О том, как импровизировал Варламов, расскажу такой случай. Мне пришлось в первой же поездке играть с ним в любимом его водевиле «Аз и Ферт», где у меня роль художника Фадеева была не только «с ниточкой», но в целых два листа и я знал свою роль добросовестно, наизусть. Безмерно счастливый тем, что играю с Варламовым, я мечтал, как скажу то-то и так-то, сделаю тот или иной жест — и вдруг разочарование! Дядя Костя не дал мне сказать почти ни одного слова, а сам за меня говорил… говорил… Я лишь открою рот, как тотчас слышу: — ты хочешь сказать про то-то?.. Я опять пытаюсь заговорить, а он: — Знаю, знаю, милый!.. все знаю… ну, спасибо, что сказал, прощай! — Так я и ушел со сцены, не солоно хлебавши. То же самое произошло и в комедии Тихонова «Через край», где он тоже никому не давал говорить и импровизировал по пьесе за всех. У меня была там роль любовника, а у артиста Незлобинского театра Грузинского — выигрышная роль пьяненького чиновника Мухина. Чтобы играть с Варламовым старый водевиль или буффонную комедию, нужно было хорошо спеться с ним на репетициях и отвоевать себе право говорить свою роль, во всяком случае тоже импровизировать. Грузинский не знал этого варламовского обычая. Пьеса шла в поездке с одной, двух репетиций. Легко понять недоумение Грузинского, когда с ним повторилась та же история, что и со мной.

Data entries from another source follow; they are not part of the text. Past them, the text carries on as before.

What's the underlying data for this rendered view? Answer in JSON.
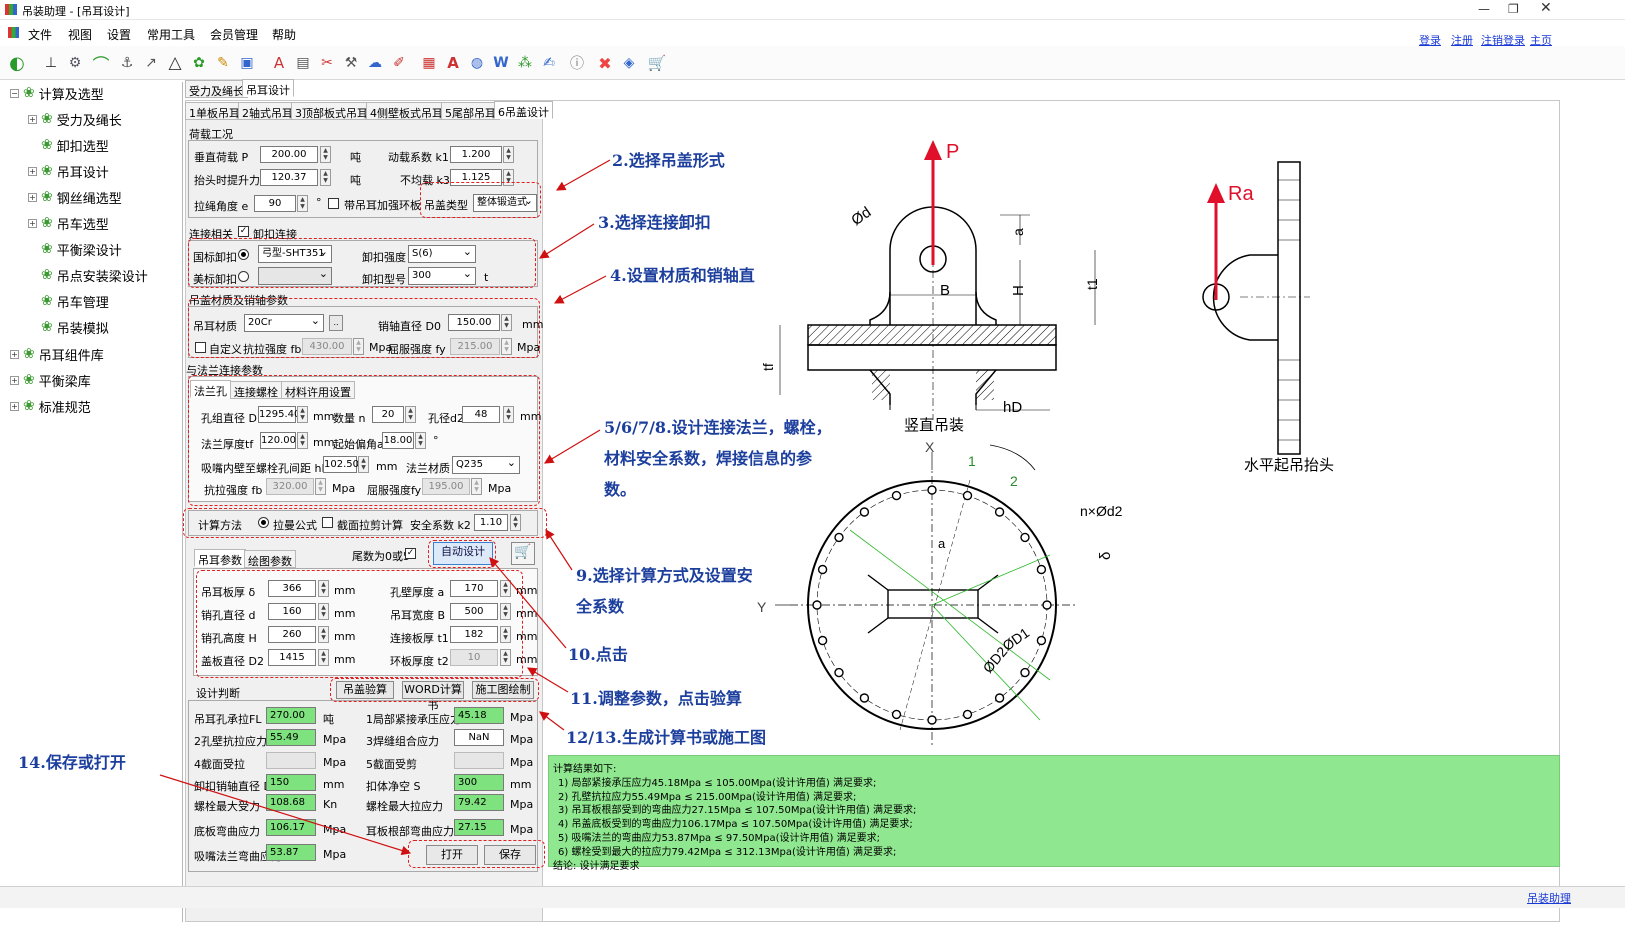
{
  "window": {
    "title": "吊装助理 - [吊耳设计]"
  },
  "menu": [
    "文件",
    "视图",
    "设置",
    "常用工具",
    "会员管理",
    "帮助"
  ],
  "top_links": [
    "登录",
    "注册",
    "注销登录",
    "主页"
  ],
  "tree": [
    {
      "label": "计算及选型",
      "level": 0
    },
    {
      "label": "受力及绳长",
      "level": 1
    },
    {
      "label": "卸扣选型",
      "level": 1
    },
    {
      "label": "吊耳设计",
      "level": 1
    },
    {
      "label": "钢丝绳选型",
      "level": 1
    },
    {
      "label": "吊车选型",
      "level": 1
    },
    {
      "label": "平衡梁设计",
      "level": 1
    },
    {
      "label": "吊点安装梁设计",
      "level": 1
    },
    {
      "label": "吊车管理",
      "level": 1
    },
    {
      "label": "吊装模拟",
      "level": 1
    },
    {
      "label": "吊耳组件库",
      "level": 0
    },
    {
      "label": "平衡梁库",
      "level": 0
    },
    {
      "label": "标准规范",
      "level": 0
    }
  ],
  "outer_tabs": [
    "受力及绳长",
    "吊耳设计"
  ],
  "inner_tabs": [
    "1单板吊耳",
    "2轴式吊耳",
    "3顶部板式吊耳",
    "4侧壁板式吊耳",
    "5尾部吊耳",
    "6吊盖设计"
  ],
  "load": {
    "group": "荷载工况",
    "vload_label": "垂直荷载 P",
    "vload": "200.00",
    "unit_t": "吨",
    "dyn_label": "动载系数 k1",
    "dyn": "1.200",
    "lift_label": "抬头时提升力 Ra",
    "lift": "120.37",
    "uneven_label": "不均载 k3",
    "uneven": "1.125",
    "angle_label": "拉绳角度 e",
    "angle": "90",
    "deg": "°",
    "ring_label": "带吊耳加强环板",
    "cover_type_label": "吊盖类型",
    "cover_type": "整体锻造式"
  },
  "conn": {
    "group": "连接相关",
    "shackle_check": "卸扣连接",
    "gb_label": "国标卸扣",
    "gb_value": "弓型-SHT351",
    "grade_label": "卸扣强度",
    "grade": "S(6)",
    "us_label": "美标卸扣",
    "model_label": "卸扣型号",
    "model": "300",
    "unit_t": "t"
  },
  "mat": {
    "group": "吊盖材质及销轴参数",
    "lug_mat_label": "吊耳材质",
    "lug_mat": "20Cr",
    "pin_label": "销轴直径 D0",
    "pin": "150.00",
    "mm": "mm",
    "custom_label": "自定义",
    "fb_label": "抗拉强度 fb",
    "fb": "430.00",
    "mpa": "Mpa",
    "fy_label": "屈服强度 fy",
    "fy": "215.00"
  },
  "flange": {
    "group": "与法兰连接参数",
    "tabs": [
      "法兰孔",
      "连接螺栓",
      "材料许用设置"
    ],
    "d1_label": "孔组直径 D1",
    "d1": "1295.40",
    "n_label": "数量 n",
    "n": "20",
    "d2_label": "孔径d2",
    "d2": "48",
    "tf_label": "法兰厚度tf",
    "tf": "120.00",
    "start_label": "起始偏角a",
    "start": "18.00",
    "deg": "°",
    "hd_label": "吸嘴内壁至螺栓孔间距 hD",
    "hd": "102.50",
    "fmat_label": "法兰材质",
    "fmat": "Q235",
    "ffb_label": "抗拉强度 fb",
    "ffb": "320.00",
    "ffy_label": "屈服强度fy",
    "ffy": "195.00",
    "mm": "mm",
    "mpa": "Mpa"
  },
  "method": {
    "label": "计算方法",
    "opt1": "拉曼公式",
    "opt2": "截面拉剪计算",
    "k2_label": "安全系数 k2",
    "k2": "1.10"
  },
  "params": {
    "tabs": [
      "吊耳参数",
      "绘图参数"
    ],
    "tail_label": "尾数为0或5",
    "auto_btn": "自动设计",
    "plate_t_label": "吊耳板厚 δ",
    "plate_t": "366",
    "wall_t_label": "孔壁厚度 a",
    "wall_t": "170",
    "pin_d_label": "销孔直径 d",
    "pin_d": "160",
    "lug_w_label": "吊耳宽度 B",
    "lug_w": "500",
    "pin_h_label": "销孔高度 H",
    "pin_h": "260",
    "conn_t_label": "连接板厚 t1",
    "conn_t": "182",
    "cover_d_label": "盖板直径 D2",
    "cover_d": "1415",
    "ring_t_label": "环板厚度 t2",
    "ring_t": "10",
    "mm": "mm"
  },
  "judge": {
    "group": "设计判断",
    "btn_check": "吊盖验算",
    "btn_word": "WORD计算书",
    "btn_draw": "施工图绘制",
    "rows": [
      {
        "l": "吊耳孔承拉FL",
        "v": "270.00",
        "u": "吨",
        "l2": "1局部紧接承压应力",
        "v2": "45.18",
        "u2": "Mpa"
      },
      {
        "l": "2孔壁抗拉应力",
        "v": "55.49",
        "u": "Mpa",
        "l2": "3焊缝组合应力",
        "v2": "NaN",
        "u2": "Mpa"
      },
      {
        "l": "4截面受拉",
        "v": "",
        "u": "Mpa",
        "l2": "5截面受剪",
        "v2": "",
        "u2": "Mpa"
      },
      {
        "l": "卸扣销轴直径 D",
        "v": "150",
        "u": "mm",
        "l2": "扣体净空 S",
        "v2": "300",
        "u2": "mm"
      },
      {
        "l": "螺栓最大受力",
        "v": "108.68",
        "u": "Kn",
        "l2": "螺栓最大拉应力",
        "v2": "79.42",
        "u2": "Mpa"
      },
      {
        "l": "底板弯曲应力",
        "v": "106.17",
        "u": "Mpa",
        "l2": "耳板根部弯曲应力",
        "v2": "27.15",
        "u2": "Mpa"
      },
      {
        "l": "吸嘴法兰弯曲应力",
        "v": "53.87",
        "u": "Mpa"
      }
    ],
    "btn_open": "打开",
    "btn_save": "保存"
  },
  "annotations": [
    "2.选择吊盖形式",
    "3.选择连接卸扣",
    "4.设置材质和销轴直",
    "5/6/7/8.设计连接法兰，螺栓，",
    "材料安全系数，焊接信息的参",
    "数。",
    "9.选择计算方式及设置安",
    "全系数",
    "10.点击",
    "11.调整参数，点击验算",
    "12/13.生成计算书或施工图",
    "14.保存或打开"
  ],
  "drawing": {
    "p": "P",
    "ra": "Ra",
    "vertical": "竖直吊装",
    "horizontal": "水平起吊抬头",
    "x": "X",
    "y": "Y",
    "one": "1",
    "two": "2",
    "nd2": "n×Ød2",
    "delta": "δ",
    "d1": "ØD1",
    "d2": "ØD2",
    "a": "a",
    "a2": "a",
    "od": "Ød",
    "b": "B",
    "h": "H",
    "t1": "t1",
    "tf": "tf",
    "hd": "hD"
  },
  "result": {
    "lines": [
      "计算结果如下:",
      "1) 局部紧接承压应力45.18Mpa ≤ 105.00Mpa(设计许用值) 满足要求;",
      "2) 孔壁抗拉应力55.49Mpa ≤ 215.00Mpa(设计许用值) 满足要求;",
      "3) 吊耳板根部受到的弯曲应力27.15Mpa ≤ 107.50Mpa(设计许用值) 满足要求;",
      "4) 吊盖底板受到的弯曲应力106.17Mpa ≤ 107.50Mpa(设计许用值) 满足要求;",
      "5) 吸嘴法兰的弯曲应力53.87Mpa ≤ 97.50Mpa(设计许用值) 满足要求;",
      "6) 螺栓受到最大的拉应力79.42Mpa ≤ 312.13Mpa(设计许用值) 满足要求;",
      "结论: 设计满足要求"
    ]
  },
  "status": {
    "right": "吊装助理"
  }
}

— Хочу сказать облюбованное мной в роли комическое слово, — рассказывал он нам после спектакля, — думаю, хоть это местечко мне удастся рассказать из роли… Варламов и слушать ничего не хочет… В конце концов даже озадачил: «Милый, да ты, кажется, хочешь что-то говорить — брось, не надо… не утруждай себя — я ведь все равно за тебя все сказал!.. А если хочешь, так давай поговорим… еще!»
— Нет уж, что уж там говорить! — со вздохом ответил растерявшийся Грузинский.
Великому комику и водевильному актеру был не чужд и трагический талант. Кто из питерских старожилов не помнит его в ролях Большова («Свои люди — сочтемся»), Варравина («Дело»), Русакова («Не в свои сани не садись»). В последней, по верному определению А. Р. Кугеля, он рыдал над дочерью, как седой Лир над Корделией.